Movidos pelo Espírito Santo, os profetas começam a modificar esta forma de ver as coisas. O profeta Jeremias escolheu o celibato para indicar que é melhor não ter filhos que fazê-los membros de um povo corrupto. O profeta Amós diz que os homens que não produzem frutos de vida são como uma donzela que morra virgem (Am 5, 1).

A esterilidade que é uma desonra e causa de maldição de Deus não é a incapacidade de procriar, mas sim a vida dos que não cultivam o amor e a fraternidade. Mesmo que tenham muitos filhos, o ímpio e o injusto não contribuem para o bem do povo de Deus e da Humanidade. Esta esterilidade desonra o homem, pois é resultado das suas escolhas e opções egoístas e fratricidas. O homem é culpado desta esterilidade, não da outra. O juízo de Deus, dizem os profetas, é diferente do juízo dos homens.

O eunuco, diz o profeta Isaías, se tiver uma vida cheia de obras boas pode considerar-se uma árvore fecunda e, portanto, abençoada por Deus. Não tem razões para se considerar um lenho seco, isto é, um ramo sem frutos (Is 56, 3b). Se for fiel à Aliança de Deus, o eunuco terá um monumento e um nome muito mais duradouro que os filhos que por hipótese tivesse deixado. O profeta Isaías diz ainda que o nome do eunuco foi fiel à aliança de Deus não se apagará jamais (Is 56, 4-5).

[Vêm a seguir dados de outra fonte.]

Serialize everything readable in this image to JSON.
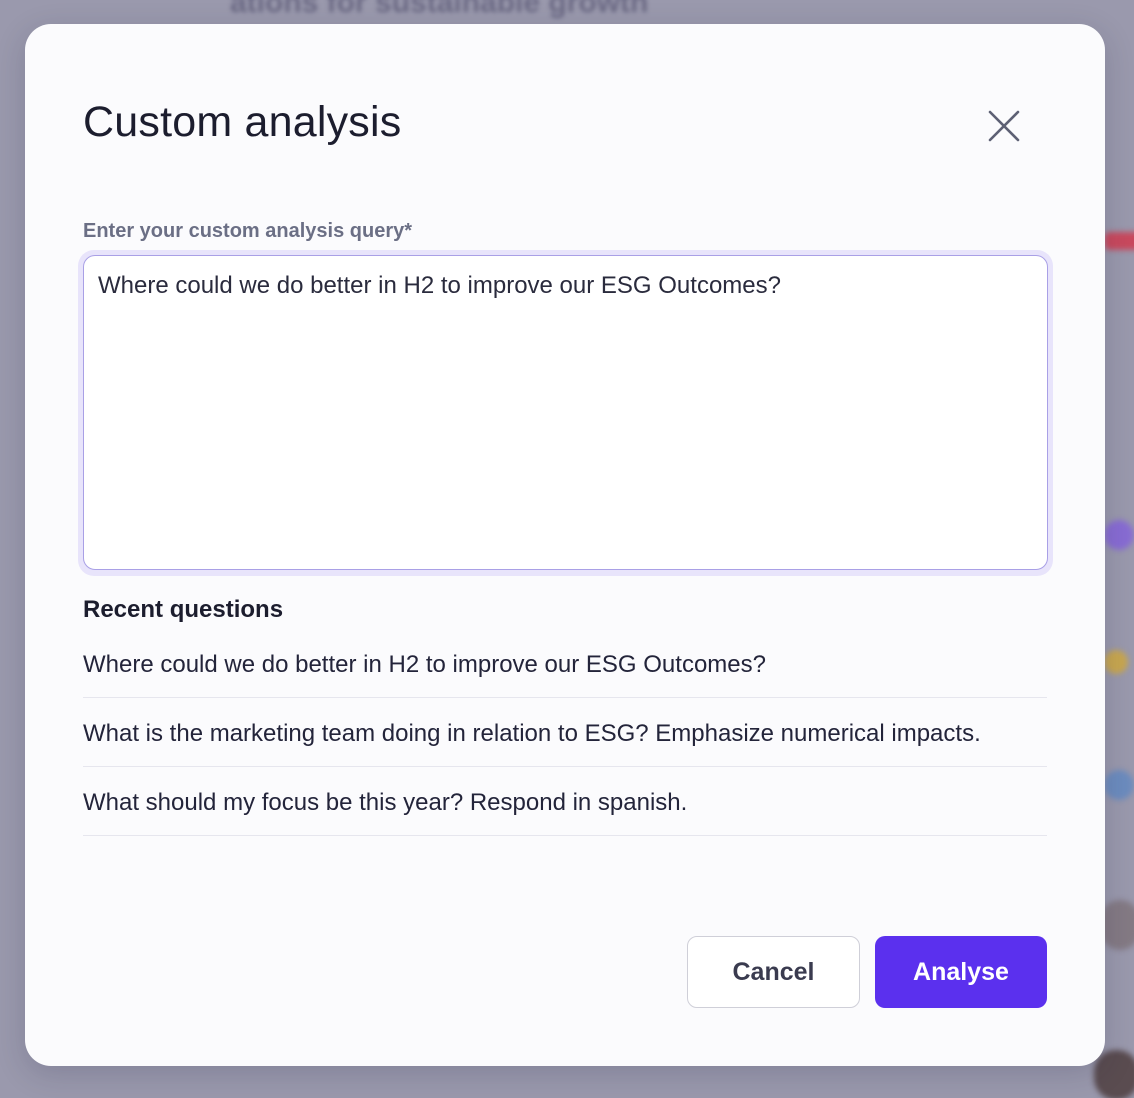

O livro da Sabedoria diz que vale mais a vida justa de uma pessoa sem filhos, do que ser injusto e ter uma prole numerosa. A memória desta pessoa será imortal, apesar de não ter deixado filhos (Sab 4, 1). Os ímpios, mesmo que tenham muitos filhos não serão recordados com gratidão por ninguém, pois não contribuíram para o bem da Humanidade (Sab 4, 3).

Os filhos são um bem para a Humanidade na medida em que são dons de amor, isto é, seres bem-amados, isto é, seres capazes de ajudar a edificar o Homem tal como Deus o sonhou. Os filhos que nascem de um contexto de desamor, no dia do juízo, acusarão aqueles que os geraram, diz o livro da Sabedoria (Sab 4, 6). Por outro lado, os eunucos que fizeram o bem durante a vida terão uma parte honrosa na morada de Deus (Sab 3, 14).

Do mesmo modo, a esterilidade da mulher não é castigo de Deus nem razão para qualquer desonra. A mulher estéril que segue os caminhos de Deus será bem-aventurada. No dia do juízo, encontrar-se-á cheia de frutos. A fecundidade das mulheres estéreis está na qualidade das suas obras (Sab 3, 13).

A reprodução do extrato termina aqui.